08.03.2011 Pressemeldung Ministerium für Kultus, Jugend und Sport Baden-WürttembergIm Rahmen der Qualitätsoffensiven Bildung wurde die Leitungszeit der Schulleitungen um 20 Prozent erhöht. Allen Schulleitungen stehen somit seit vergangenem Schuljahr mehr Wochenstunden für Leitungsaufgaben zu Verfügung. Es wurden dafür insgesamt 500 zusätzliche Lehrerstellen zur Verfügung gestellt.
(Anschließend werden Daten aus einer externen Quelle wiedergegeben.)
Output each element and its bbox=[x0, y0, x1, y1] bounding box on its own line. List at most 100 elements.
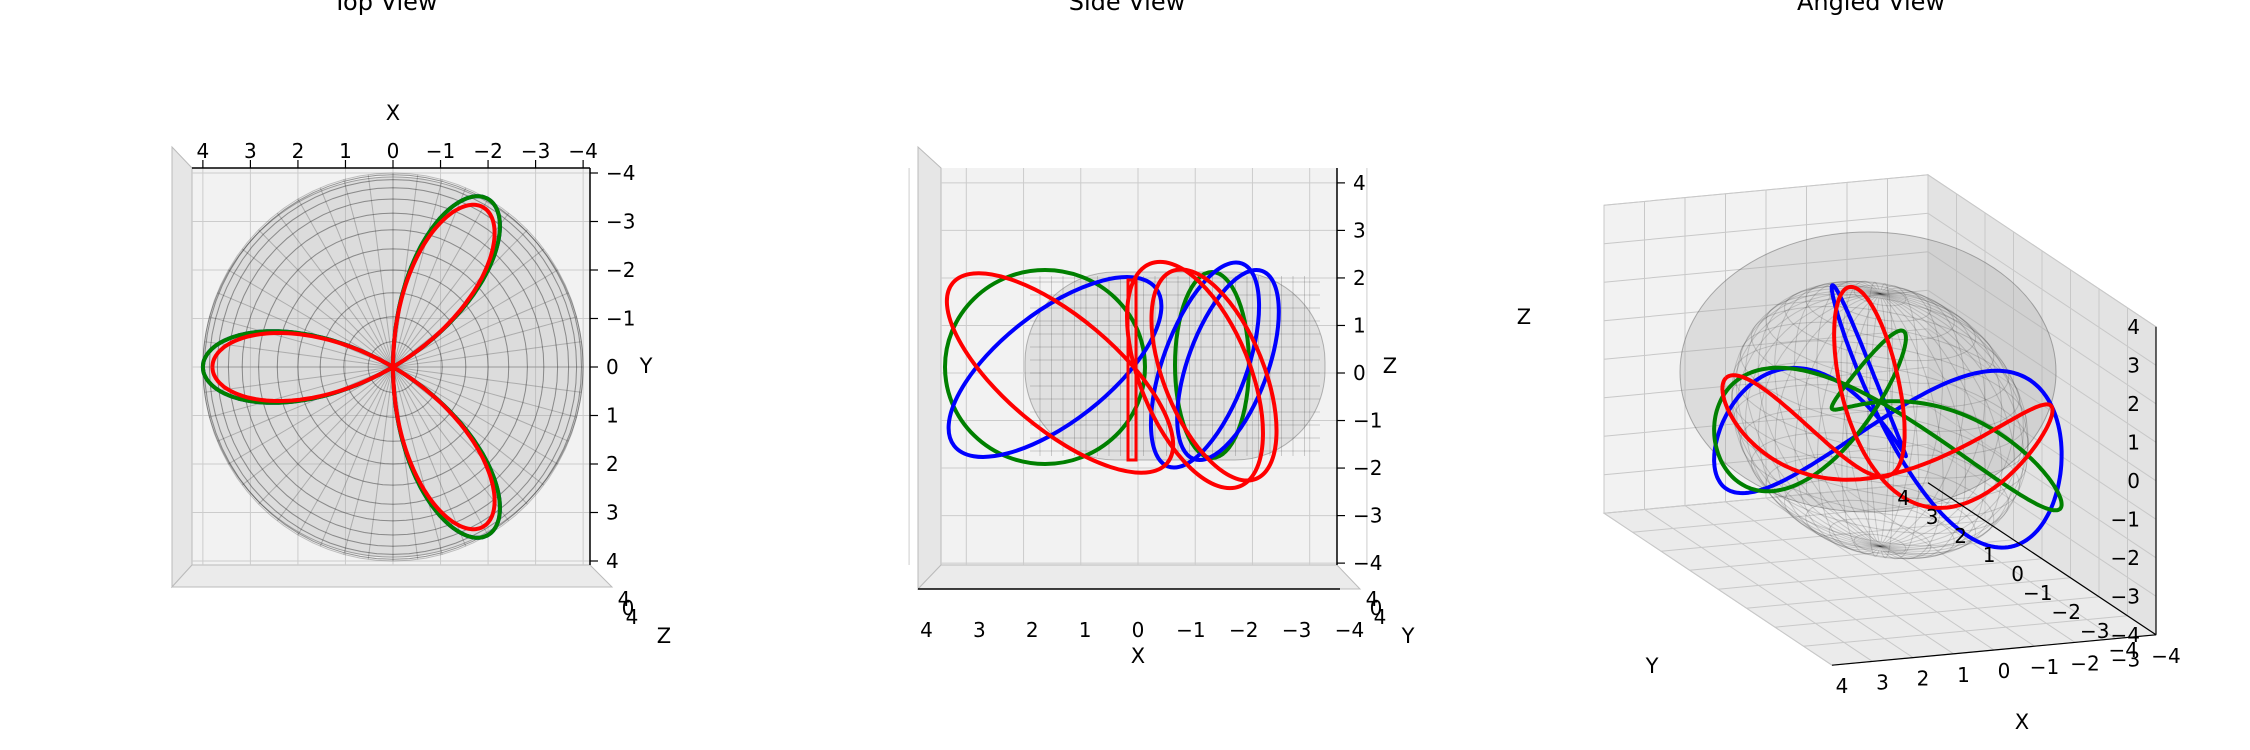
top-view-sphere-meridian bbox=[392, 174, 419, 368]
side-view-x-tick-label: 1 bbox=[1079, 618, 1092, 642]
top-view-sphere-meridian bbox=[392, 366, 467, 547]
top-view-sphere-meridian bbox=[392, 366, 577, 418]
angled-view-sphere-meridian bbox=[1879, 293, 2025, 552]
top-view-sphere-meridian bbox=[392, 366, 558, 465]
angled-view-sphere-meridian bbox=[1879, 285, 1919, 547]
angled-view-series-2-line bbox=[1720, 284, 2055, 510]
side-view-x-tick-label: −2 bbox=[1229, 618, 1258, 642]
angled-view-y-tick-label: 0 bbox=[2011, 562, 2024, 586]
angled-view-y-tick-label: 4 bbox=[1897, 486, 1910, 510]
angled-view-sphere-meridian bbox=[1816, 280, 1881, 547]
top-view-sphere-meridian bbox=[392, 187, 467, 368]
angled-view-sphere-meridian bbox=[1735, 288, 1881, 547]
side-view-xlabel: X bbox=[1131, 644, 1145, 668]
top-view-ylabel: Y bbox=[639, 354, 653, 378]
angled-view-sphere-parallel bbox=[1853, 533, 1907, 556]
angled-view-sphere-meridian bbox=[1841, 293, 1881, 555]
angled-view-z-tick-label: 4 bbox=[2127, 315, 2140, 339]
top-view-y-tick-label: 2 bbox=[606, 452, 619, 476]
side-view-subplot: Side View 4 3 2 1 0 −1 −2 −3 −443210−1−2−3−4404 … bbox=[908, 0, 1415, 668]
angled-view-sphere-parallel bbox=[1805, 499, 1955, 559]
angled-view-y-axis-line bbox=[1927, 482, 2157, 636]
top-view-zlabel: Z bbox=[657, 624, 671, 648]
side-view-z-tick-label: 0 bbox=[1353, 361, 1366, 385]
angled-view-sphere-meridian bbox=[1879, 293, 1944, 560]
side-view-y-tick-label: 4 bbox=[1374, 605, 1387, 629]
angled-view-sphere-meridian bbox=[1731, 290, 1881, 547]
top-view-sphere-parallel bbox=[216, 187, 570, 547]
angled-view-y-tick-label: −1 bbox=[2023, 581, 2052, 605]
angled-view-x-tick-label: −3 bbox=[2111, 648, 2140, 672]
angled-view-sphere-parallel bbox=[1750, 305, 2010, 408]
top-view-y-tick-label: 1 bbox=[606, 404, 619, 428]
top-view-xlabel: X bbox=[386, 101, 400, 125]
angled-view-sphere bbox=[1679, 231, 2057, 560]
angled-view-x-tick-label: −1 bbox=[2030, 655, 2059, 679]
angled-view-sphere-shell bbox=[1679, 231, 2057, 513]
angled-view-y-tick-label: −2 bbox=[2052, 600, 2081, 624]
top-view-sphere-meridian bbox=[297, 366, 394, 536]
angled-view-x-tick-label: 0 bbox=[1998, 659, 2011, 683]
top-view-sphere-meridian bbox=[367, 366, 394, 560]
angled-view-sphere-meridian bbox=[1879, 293, 2029, 549]
top-view-x-tick-label: −3 bbox=[521, 139, 550, 163]
top-view-sphere-meridian bbox=[228, 269, 394, 368]
angled-view-gridline-z bbox=[1603, 174, 2157, 328]
top-view-y-tick-label: 3 bbox=[606, 501, 619, 525]
top-view-sphere-meridian bbox=[343, 179, 394, 368]
angled-view-series-0-line bbox=[1712, 283, 2064, 550]
angled-view-curves bbox=[1712, 283, 2064, 550]
angled-view-x-tick-label: −4 bbox=[2151, 644, 2180, 668]
top-view-series-2-line bbox=[210, 202, 497, 532]
top-view-sphere-meridian bbox=[392, 269, 558, 368]
top-view-sphere-meridian bbox=[276, 366, 394, 522]
top-view-sphere-parallel bbox=[216, 187, 570, 547]
angled-view-sphere-meridian bbox=[1866, 281, 1881, 547]
angled-view-x-tick-label: 2 bbox=[1917, 667, 1930, 691]
top-view-y-tick-label: −2 bbox=[606, 258, 635, 282]
side-view-x-tick-label: −3 bbox=[1282, 618, 1311, 642]
side-view-series-2-loop bbox=[944, 271, 1176, 475]
top-view-x-tick-label: 1 bbox=[339, 139, 352, 163]
angled-view-sphere-parallel bbox=[1828, 518, 1932, 559]
top-view-sphere-parallel bbox=[227, 198, 559, 536]
top-view-x-tick-label: −4 bbox=[568, 139, 597, 163]
top-view-sphere-meridian bbox=[392, 366, 528, 505]
angled-view-xlabel: X bbox=[2015, 710, 2029, 734]
angled-view-x-tick-label: 4 bbox=[1836, 674, 1849, 698]
side-view-z-tick-label: 2 bbox=[1353, 266, 1366, 290]
top-view-sphere-meridian bbox=[392, 179, 443, 368]
top-view-sphere-meridian bbox=[204, 341, 394, 368]
side-view-z-tick-label: 1 bbox=[1353, 313, 1366, 337]
top-view-sphere-parallel bbox=[297, 269, 489, 465]
angled-view-gridline-y bbox=[1603, 482, 1929, 514]
top-view-left-pane bbox=[171, 145, 193, 589]
top-view-curves bbox=[200, 194, 502, 540]
side-view-x-tick-label: −4 bbox=[1335, 618, 1364, 642]
angled-view-y-tick-label: −4 bbox=[2109, 638, 2138, 662]
angled-view-sphere-meridian bbox=[1879, 283, 1894, 547]
top-view-z-tick-label: 0 bbox=[622, 596, 635, 620]
side-view-y-tick-label: 0 bbox=[1370, 596, 1383, 620]
angled-view-x-tick-label: 1 bbox=[1957, 663, 1970, 687]
top-view-bottom-pane bbox=[170, 564, 614, 588]
top-view-sphere-meridian bbox=[297, 198, 394, 368]
top-view-sphere-meridian bbox=[258, 366, 394, 505]
angled-view-sphere-parallel bbox=[1733, 384, 2027, 500]
top-view-sphere-parallel bbox=[343, 316, 443, 418]
angled-view-sphere-parallel bbox=[1733, 340, 2027, 456]
angled-view-x-axis-line bbox=[1831, 634, 2157, 666]
side-view-zlabel: Z bbox=[1383, 354, 1397, 378]
top-view-sphere-meridian bbox=[276, 212, 394, 368]
angled-view-ylabel: Y bbox=[1645, 654, 1659, 678]
top-view-sphere-parallel bbox=[297, 269, 489, 465]
top-view-sphere-meridian bbox=[319, 366, 394, 547]
top-view-sphere-meridian bbox=[217, 366, 394, 442]
side-view-ylabel: Y bbox=[1401, 624, 1415, 648]
side-view-series-0-loop bbox=[943, 268, 1147, 466]
top-view-sphere-meridian bbox=[367, 174, 394, 368]
angled-view-sphere-parallel bbox=[1783, 285, 1977, 362]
"Wir müssen die Schlüsselposition Schulleitung weiter stärken und unterstützen. Wenn die Führungskompetenzen unserer Schulleitungen pauschal in Frage gestellt und angezweifelt werden, hilft dies niemandem und schon gar nicht unseren Schulleiterinnen und Schuleitern", betonte die Kultusministerin. Mit dem Pakt zur Stärkung der Chancengerechtigkeit und der Standortsicherung für kleine Grundschulen im Land, habe man dafür gesorgt, dass gerade die kleinen Schulen im ländlichen Raum und deren Schulleitungen ein hohes Maß an Handlungs- und Planungssicherheit erhalten haben. Darüber hinaus kündigte die Ministerin an, sich in der nächsten Legislaturperiode für ein transparenteres Schulleiterbesetzungsverfahren einzusetzen.